Akina juga mungkin sebenarnya tidak memiliki gaya tarik. Akulah yang terkena gaya dorong sesuatu bernama hasrat ketika kudengar suaranya yang nyaring, aku malah membayangkan bagaimana caranya dia mendesah. Matanya tentu sipit, giginya tak rata, pipinya juga bulat dan kalau ia merasa malu atau kepanasan, pipi itu akan bersemu merah. Keterbatasan bahasa membuat dia sering melongo bila ia menemukan kalimat yang tak ia mengerti dari anak-anak yang mengerumuninya. Akina tampak disukai anak-anak, dan tentu saja sebagian besar anak lelaki. Aku yakin anak-anak lelaki itu sudah nonton film dewasa Jepang.
Kami bertemu dalam sebuah program residensi penulis-penulis ASEAN. Jepang tentu saja bukan ASEAN. Jepang hanyalah negara yang pernah menjajah beberapa negara di kasawan Asia Tenggara dan mungkin karena merasa bersalah, mereka rajin berkomunikasi dengan mereka. Termasuk dalam acara ini, Jepang menjadi salah satu sponsor. Dan Akina, seorang editor dan penulis buku-buku literatur pelajaran Bahasa Inggris, mewakili mereka.
Sejujurnya, hampir sebagian hariku di rumah residensi kuhabiskan dengan memperhatikan Akina.

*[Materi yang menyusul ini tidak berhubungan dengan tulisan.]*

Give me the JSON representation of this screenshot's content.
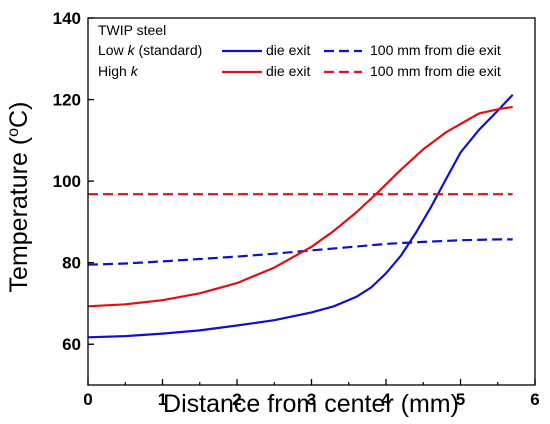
{
  "chart_data": {
    "type": "line",
    "xlabel": "Distance from center (mm)",
    "ylabel_main": "Temperature (",
    "ylabel_sup": "o",
    "ylabel_unit": "C)",
    "xlim": [
      0,
      6
    ],
    "ylim": [
      50,
      140
    ],
    "xticks": [
      0,
      1,
      2,
      3,
      4,
      5,
      6
    ],
    "yticks": [
      60,
      80,
      100,
      120,
      140
    ],
    "grid": false,
    "legend": {
      "placement": "top-left",
      "title": "TWIP steel",
      "row1_prefix": "Low ",
      "row1_k": "k",
      "row1_suffix": " (standard)",
      "row2_prefix": "High ",
      "row2_k": "k",
      "label_die_exit": "die exit",
      "label_100mm": "100 mm from die exit"
    },
    "colors": {
      "low_k": "#1010d0",
      "high_k": "#e01010"
    },
    "series": [
      {
        "name": "Low k (standard) die exit",
        "color": "#1010d0",
        "dash": "solid",
        "x": [
          0,
          0.5,
          1,
          1.5,
          2,
          2.5,
          3,
          3.3,
          3.6,
          3.8,
          4.0,
          4.2,
          4.4,
          4.6,
          4.8,
          5.0,
          5.25,
          5.5,
          5.7
        ],
        "y": [
          61.7,
          62.0,
          62.6,
          63.4,
          64.6,
          65.9,
          67.8,
          69.3,
          71.6,
          73.9,
          77.4,
          81.7,
          87.3,
          93.5,
          100.3,
          107.0,
          112.6,
          117.3,
          121.2
        ]
      },
      {
        "name": "Low k (standard) 100 mm from die exit",
        "color": "#1010d0",
        "dash": "dashed",
        "x": [
          0,
          0.5,
          1,
          1.5,
          2,
          2.5,
          3,
          3.5,
          4,
          4.5,
          5,
          5.5,
          5.7
        ],
        "y": [
          79.5,
          79.8,
          80.3,
          80.9,
          81.5,
          82.2,
          83.0,
          83.8,
          84.6,
          85.1,
          85.5,
          85.7,
          85.7
        ]
      },
      {
        "name": "High k die exit",
        "color": "#e01010",
        "dash": "solid",
        "x": [
          0,
          0.5,
          1,
          1.5,
          2,
          2.5,
          3,
          3.3,
          3.6,
          3.9,
          4.2,
          4.5,
          4.8,
          5.0,
          5.25,
          5.5,
          5.7
        ],
        "y": [
          69.3,
          69.8,
          70.8,
          72.5,
          75.0,
          78.8,
          83.9,
          87.8,
          92.3,
          97.4,
          102.8,
          107.8,
          111.9,
          114.0,
          116.6,
          117.6,
          118.2
        ]
      },
      {
        "name": "High k 100 mm from die exit",
        "color": "#e01010",
        "dash": "dashed",
        "x": [
          0,
          5.7
        ],
        "y": [
          96.8,
          96.8
        ]
      }
    ]
  }
}
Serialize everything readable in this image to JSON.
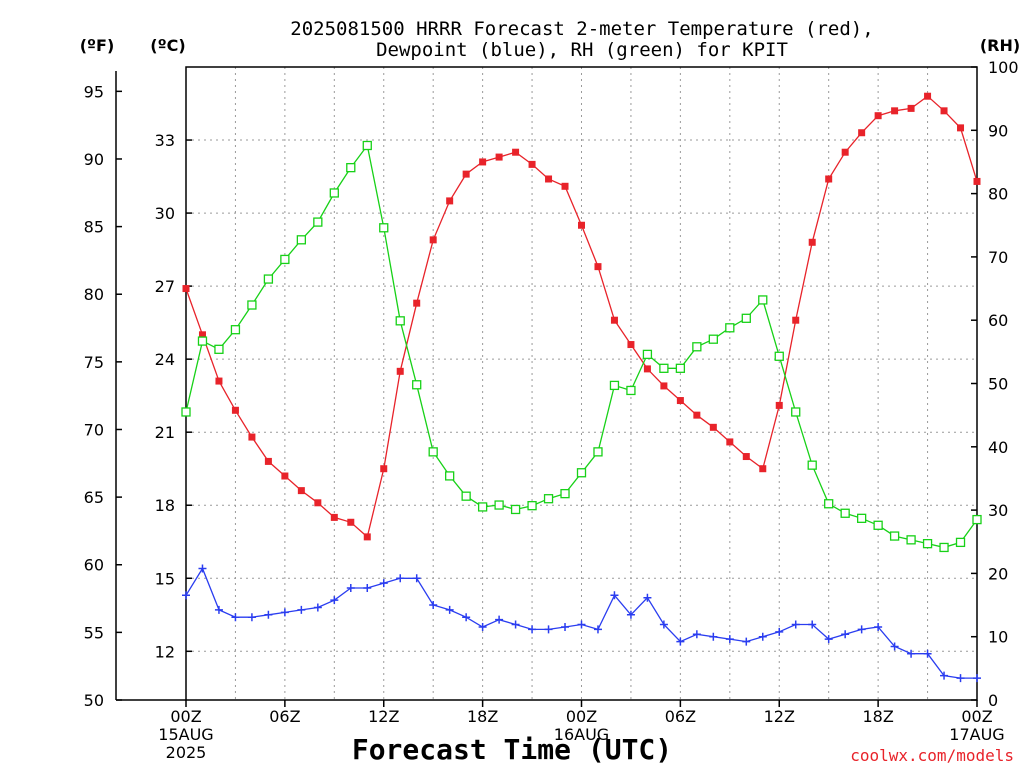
{
  "title_line1": "2025081500 HRRR Forecast 2-meter Temperature (red),",
  "title_line2": "Dewpoint (blue), RH (green) for KPIT",
  "unit_f": "(ºF)",
  "unit_c": "(ºC)",
  "unit_rh": "(RH)",
  "xlabel": "Forecast Time (UTC)",
  "credit": "coolwx.com/models",
  "x_date_labels": [
    {
      "lines": [
        "00Z",
        "15AUG",
        "2025"
      ],
      "hour": 0
    },
    {
      "lines": [
        "00Z",
        "16AUG"
      ],
      "hour": 24
    },
    {
      "lines": [
        "00Z",
        "17AUG"
      ],
      "hour": 48
    }
  ],
  "x_hour_labels": [
    {
      "label": "06Z",
      "hour": 6
    },
    {
      "label": "12Z",
      "hour": 12
    },
    {
      "label": "18Z",
      "hour": 18
    },
    {
      "label": "06Z",
      "hour": 30
    },
    {
      "label": "12Z",
      "hour": 36
    },
    {
      "label": "18Z",
      "hour": 42
    }
  ],
  "colors": {
    "temperature": "#e8232a",
    "dewpoint": "#2a3df0",
    "rh": "#17d117",
    "grid": "#9a9a9a"
  },
  "chart_data": {
    "type": "line",
    "x_unit": "forecast hour from 2025-08-15 00Z",
    "xlim": [
      0,
      48
    ],
    "y_left_f": {
      "ticks": [
        50,
        55,
        60,
        65,
        70,
        75,
        80,
        85,
        90,
        95
      ]
    },
    "y_left_c": {
      "ticks": [
        12,
        15,
        18,
        21,
        24,
        27,
        30,
        33
      ],
      "ylim": [
        10.0,
        36.0
      ]
    },
    "y_right_rh": {
      "ticks": [
        0,
        10,
        20,
        30,
        40,
        50,
        60,
        70,
        80,
        90,
        100
      ],
      "ylim": [
        0,
        100
      ]
    },
    "grid": true,
    "series": [
      {
        "name": "Temperature",
        "axis": "c",
        "marker": "filled-square",
        "x": [
          0,
          1,
          2,
          3,
          4,
          5,
          6,
          7,
          8,
          9,
          10,
          11,
          12,
          13,
          14,
          15,
          16,
          17,
          18,
          19,
          20,
          21,
          22,
          23,
          24,
          25,
          26,
          27,
          28,
          29,
          30,
          31,
          32,
          33,
          34,
          35,
          36,
          37,
          38,
          39,
          40,
          41,
          42,
          43,
          44,
          45,
          46,
          47,
          48
        ],
        "values": [
          26.9,
          25.0,
          23.1,
          21.9,
          20.8,
          19.8,
          19.2,
          18.6,
          18.1,
          17.5,
          17.3,
          16.7,
          19.5,
          23.5,
          26.3,
          28.9,
          30.5,
          31.6,
          32.1,
          32.3,
          32.5,
          32.0,
          31.4,
          31.1,
          29.5,
          27.8,
          25.6,
          24.6,
          23.6,
          22.9,
          22.3,
          21.7,
          21.2,
          20.6,
          20.0,
          19.5,
          22.1,
          25.6,
          28.8,
          31.4,
          32.5,
          33.3,
          34.0,
          34.2,
          34.3,
          34.8,
          34.2,
          33.5,
          31.3
        ]
      },
      {
        "name": "Dewpoint",
        "axis": "c",
        "marker": "plus",
        "x": [
          0,
          1,
          2,
          3,
          4,
          5,
          6,
          7,
          8,
          9,
          10,
          11,
          12,
          13,
          14,
          15,
          16,
          17,
          18,
          19,
          20,
          21,
          22,
          23,
          24,
          25,
          26,
          27,
          28,
          29,
          30,
          31,
          32,
          33,
          34,
          35,
          36,
          37,
          38,
          39,
          40,
          41,
          42,
          43,
          44,
          45,
          46,
          47,
          48
        ],
        "values": [
          14.3,
          15.4,
          13.7,
          13.4,
          13.4,
          13.5,
          13.6,
          13.7,
          13.8,
          14.1,
          14.6,
          14.6,
          14.8,
          15.0,
          15.0,
          13.9,
          13.7,
          13.4,
          13.0,
          13.3,
          13.1,
          12.9,
          12.9,
          13.0,
          13.1,
          12.9,
          14.3,
          13.5,
          14.2,
          13.1,
          12.4,
          12.7,
          12.6,
          12.5,
          12.4,
          12.6,
          12.8,
          13.1,
          13.1,
          12.5,
          12.7,
          12.9,
          13.0,
          12.2,
          11.9,
          11.9,
          11.0,
          10.9,
          10.9
        ]
      },
      {
        "name": "RH",
        "axis": "rh",
        "marker": "open-square",
        "x": [
          0,
          1,
          2,
          3,
          4,
          5,
          6,
          7,
          8,
          9,
          10,
          11,
          12,
          13,
          14,
          15,
          16,
          17,
          18,
          19,
          20,
          21,
          22,
          23,
          24,
          25,
          26,
          27,
          28,
          29,
          30,
          31,
          32,
          33,
          34,
          35,
          36,
          37,
          38,
          39,
          40,
          41,
          42,
          43,
          44,
          45,
          46,
          47,
          48
        ],
        "values": [
          45.5,
          56.7,
          55.4,
          58.5,
          62.4,
          66.5,
          69.6,
          72.7,
          75.5,
          80.1,
          84.1,
          87.6,
          74.6,
          59.9,
          49.8,
          39.2,
          35.4,
          32.2,
          30.5,
          30.8,
          30.1,
          30.7,
          31.8,
          32.6,
          35.9,
          39.2,
          49.7,
          48.9,
          54.6,
          52.4,
          52.4,
          55.8,
          57.0,
          58.8,
          60.3,
          63.2,
          54.3,
          45.5,
          37.1,
          31.0,
          29.5,
          28.7,
          27.6,
          25.9,
          25.3,
          24.7,
          24.1,
          24.9,
          28.5
        ]
      }
    ]
  }
}
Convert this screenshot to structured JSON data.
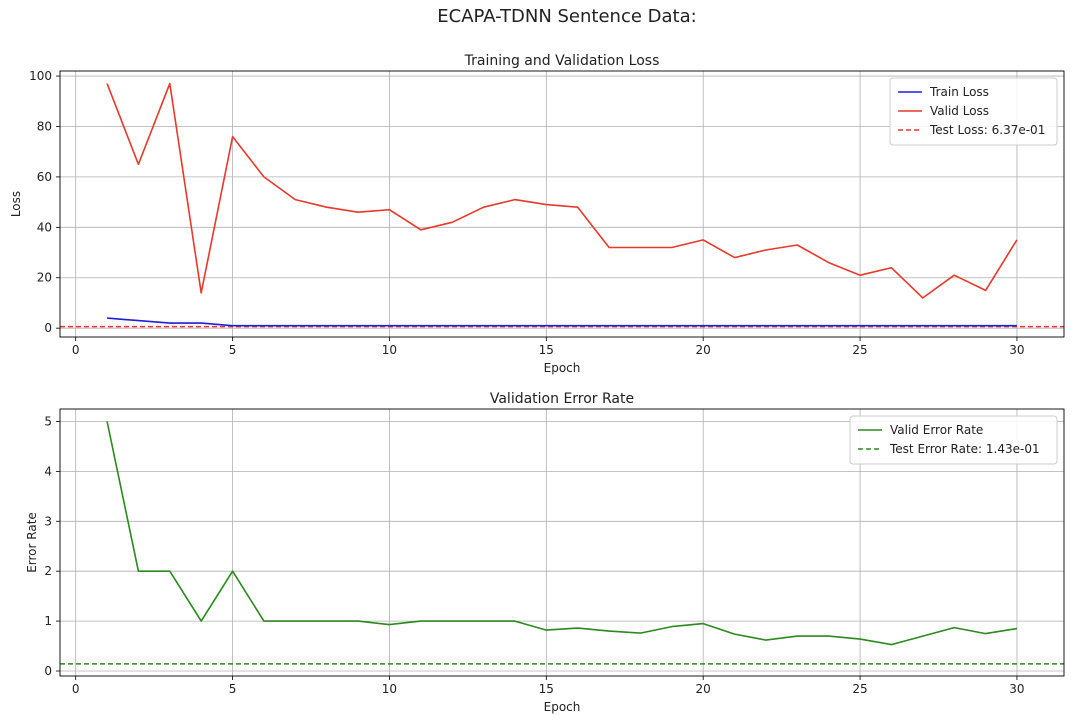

Dalam sebuah sesi diskusi tentang keberagaman dan marjinalitas, aku bertanya pada Akina, "Kamu membaca IQ84? Aku penasaran dengan maksud orang kecil dan fenomena aliran kepercayaan yang dipeluk sebagian masyarakat Jepang, yang entah kenapa ditulis Murakami: mereka berprofesi sebagai petani? Selain mim dengan Orwell, 1984, yang kupikir sebuah propaganda anti komunisme, apakah kelas-kelas pekerja di Jepang juga telah menjadi sebuah struktur manusia?"
"Saya belum membaca novel itu sih, tapi bagaimana ya aku menjelaskannya..."
Akina mulai mengucapkan beberapa hal. Tentu saja aku tidak peduli pada apa yang dia katakan. Aku hanya ingin mendengar suaranya, memperhatikan setiap ekspresi yang keluar dari wajahnya. Aku suka dia bermimik muka serius menanggapi pertanyaanku itu.